Here’s the money quote:
” You’ve been spoonfed a lie for your whole life! The anointed Pi that you know (the Circle To Square relationship) is a deliberate disharmonic frequency. It does not equal 3.141592… Ask NASA, they use another value for pi! This erroneous pi value is merely an approximation for the limit or sum of millions and billions of triangular polygons (like narrow slices of a pizza) used to derive the circumference of the circle, fudging straight lines to achieve a smooth curve, using the Linear to comprehend or describe the Non-Linear Curve-Circumference. It does not reflect or account for the millions and billions of tiny or infinitesimal little Areas Under The Curve. The fundamental error is that our greatest mathematicians for thousands of years assumed, with brute force, that the more polygons we imposed the more magically that the Area Under The Curve would simply just disappear. Like der. An ancient and embarrassing intellectual faux pas.

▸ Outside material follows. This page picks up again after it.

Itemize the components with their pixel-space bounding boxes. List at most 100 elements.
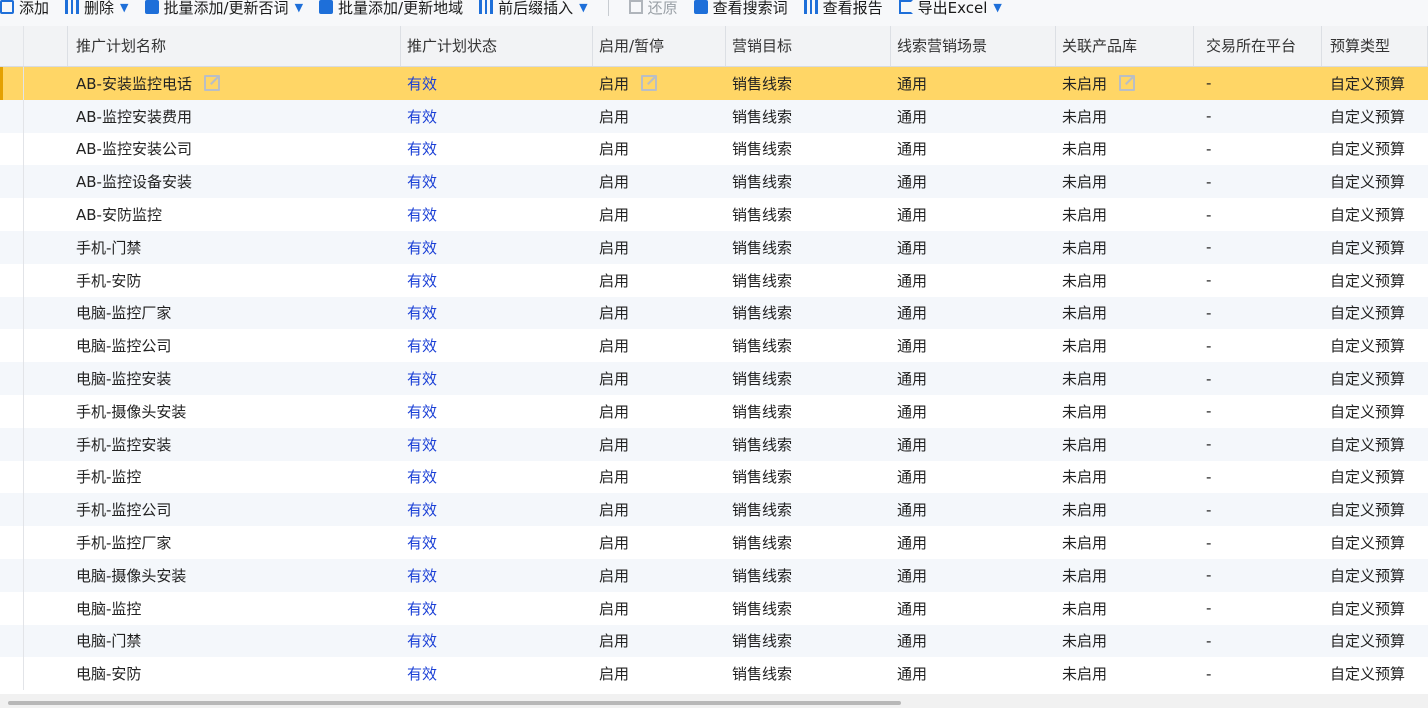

• Fortunately, the True Value of Pi, known as JainPi = 3.144605511029693144… can be determined, by copying and comprehending the Phi-ratioed mathematics of flowers and crystals, the human canon and planetary distances from the sun: based on the Golden Root or Square Root of Phi (1.272… which is the height of the Cheop’s pyramid when its apothem or centre of base to edge length is 1 unit). JainPi = 4 / √ϕ (4 ÷ by the square root of Phi). It has algebraic golden roots derived from a 4th dimensional equation/polynomial (x4 + 16×2 – 256 = 0), contradicting all the books on its transcendentality.
• One purpose of this compendium is the promotion of International Conferences entitled: “IS PI A LIE?.” Its aim is to gather and harvest the greatest mathematical minds on the planet today, towards the Fibonaccization of East & West, to finally put an end to this ancient debate.
• Lots of interesting information on Traditional or Legacy Pi, has been included in this book and its sequel, volume 9, is specifically on Pi with some extra notes on JainPi.
• … it has been over a decade that Jain of Oz has speculated that Pi could be falsch and now with the release of his major work The Book of Phi, volume 8, confirming that it is indeed falsch, seasoned and once skeptical mathematicians are now reaching for their thesauri in search of superlatives that would do Jain 108 justice… openly and excitedly announcing without any doubt the correctness of JainPi… a phi-nomenon that takes us to the source of non-decaying spin of the electron and the physics of black holes… ”
My favorite part is ” once skeptical mathematicians are now reaching for their thesauri in search of superlatives that would do Jain 108 justice.” And NASA apparently uses J pi. What’s not to like about that?